I heard what the noble Lord, Lord Moynihan, said about the activities of children. But many of those children are properly transported by and with their parents and/or other adults. We believe that Clause 44 provides a balanced control against the misuse of air weapons. It ensures that young people generally do not have unsupervised access to air weapons, while allowing a specific exception for responsible shooters. We believe that the balance is about right and that this would be the appropriate point to come to a proper rest.

Lord Moynihan: Sadly, I fundamentally disagree with the Government on this issue. However, this is not the hour to cover all the points and respond to them in depth, save to say that there has never been a single incident of an offence involving a member of a registered sports shooting club. In the light of that, and with the Minister's agreement, I ask her whether I may discuss the subject in detail with her officials with the intention of seeking common ground in advance of Report stage to see whether we can make progress on this issue.

Baroness Scotland of Asthal: I am more than happy to indicate that we would welcome such a dialogue. I am sure that arrangements can be made for the noble Lord to have that opportunity.

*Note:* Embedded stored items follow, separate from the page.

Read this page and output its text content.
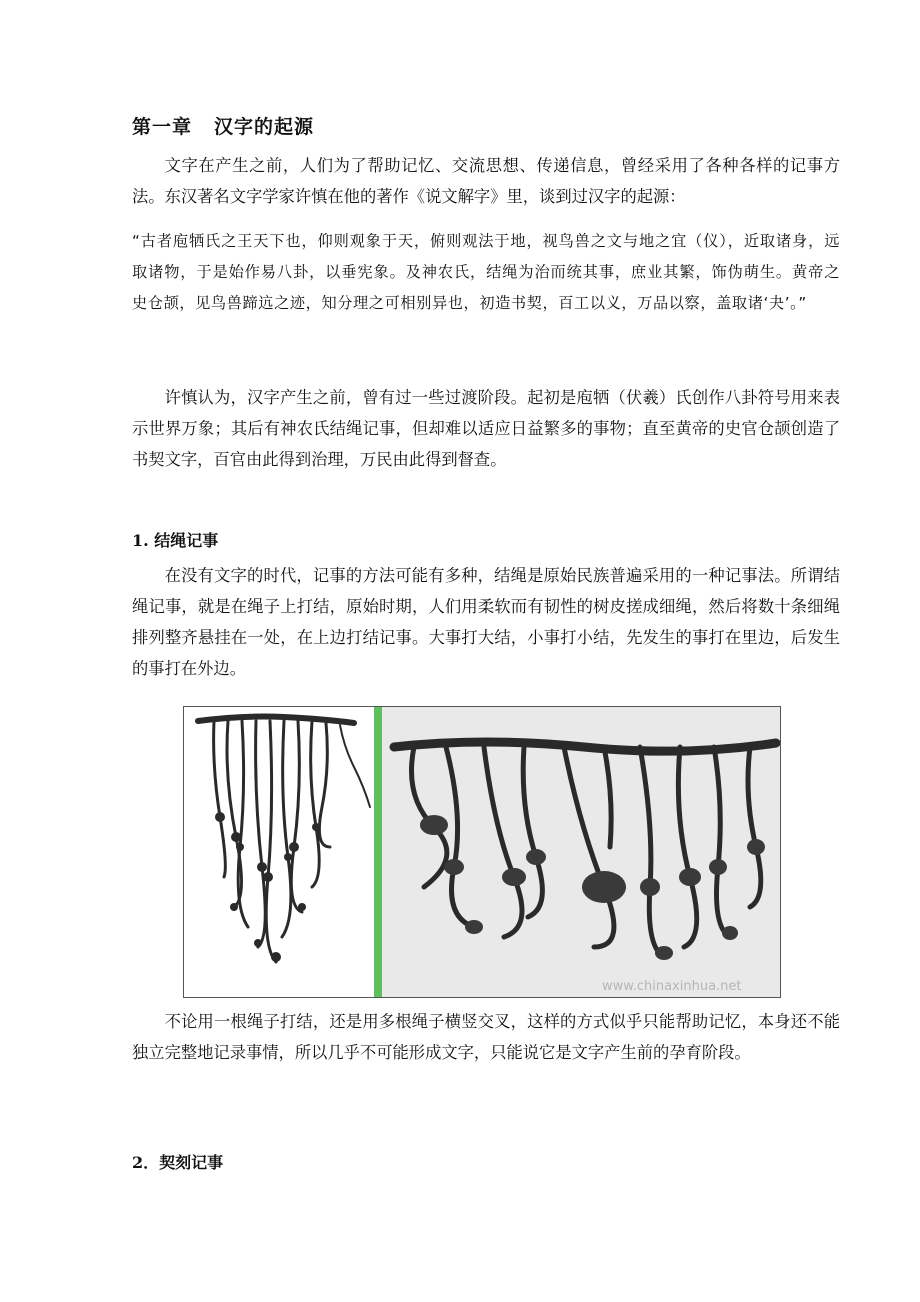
第一章 汉字的起源

文字在产生之前，人们为了帮助记忆、交流思想、传递信息，曾经采用了各种各样的记事方法。东汉著名文字学家许慎在他的著作《说文解字》里，谈到过汉字的起源：

“古者庖牺氏之王天下也，仰则观象于天，俯则观法于地，视鸟兽之文与地之宜（仪），近取诸身，远取诸物，于是始作易八卦，以垂宪象。及神农氏，结绳为治而统其事，庶业其繁，饰伪萌生。黄帝之史仓颉，见鸟兽蹄迒之迹，知分理之可相别异也，初造书契，百工以义，万品以察，盖取诸‘夬’。”

许慎认为，汉字产生之前，曾有过一些过渡阶段。起初是庖牺（伏羲）氏创作八卦符号用来表示世界万象；其后有神农氏结绳记事，但却难以适应日益繁多的事物；直至黄帝的史官仓颉创造了书契文字，百官由此得到治理，万民由此得到督查。

1. 结绳记事

在没有文字的时代，记事的方法可能有多种，结绳是原始民族普遍采用的一种记事法。所谓结绳记事，就是在绳子上打结，原始时期，人们用柔软而有韧性的树皮搓成细绳，然后将数十条细绳排列整齐悬挂在一处，在上边打结记事。大事打大结，小事打小结，先发生的事打在里边，后发生的事打在外边。

www.chinaxinhua.net

不论用一根绳子打结，还是用多根绳子横竖交叉，这样的方式似乎只能帮助记忆，本身还不能独立完整地记录事情，所以几乎不可能形成文字，只能说它是文字产生前的孕育阶段。

2．契刻记事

Lord Dixon-Smith: This has been a very good debate. I am bound to say that the response of the Minister is disappointing. But we shall consider whether we can draft these amendments in a different form which might satisfy some of the concerns that she exposed. In the mean time, I beg leave to withdraw the amendment.

Amendment, by leave, withdrawn.

[Amendments Nos. 179A to 182A not moved.]

Clause 44 agreed to.

Clause 45 [Prohibition of certain air weapons]:

[Amendment No. 182B not moved.]

Lord Bassam of Brighton: I beg to move that the House do now resume.

Moved, accordingly, and, on Question, Motion agreed to.

House resumed.

        House adjourned at five minutes before midnight.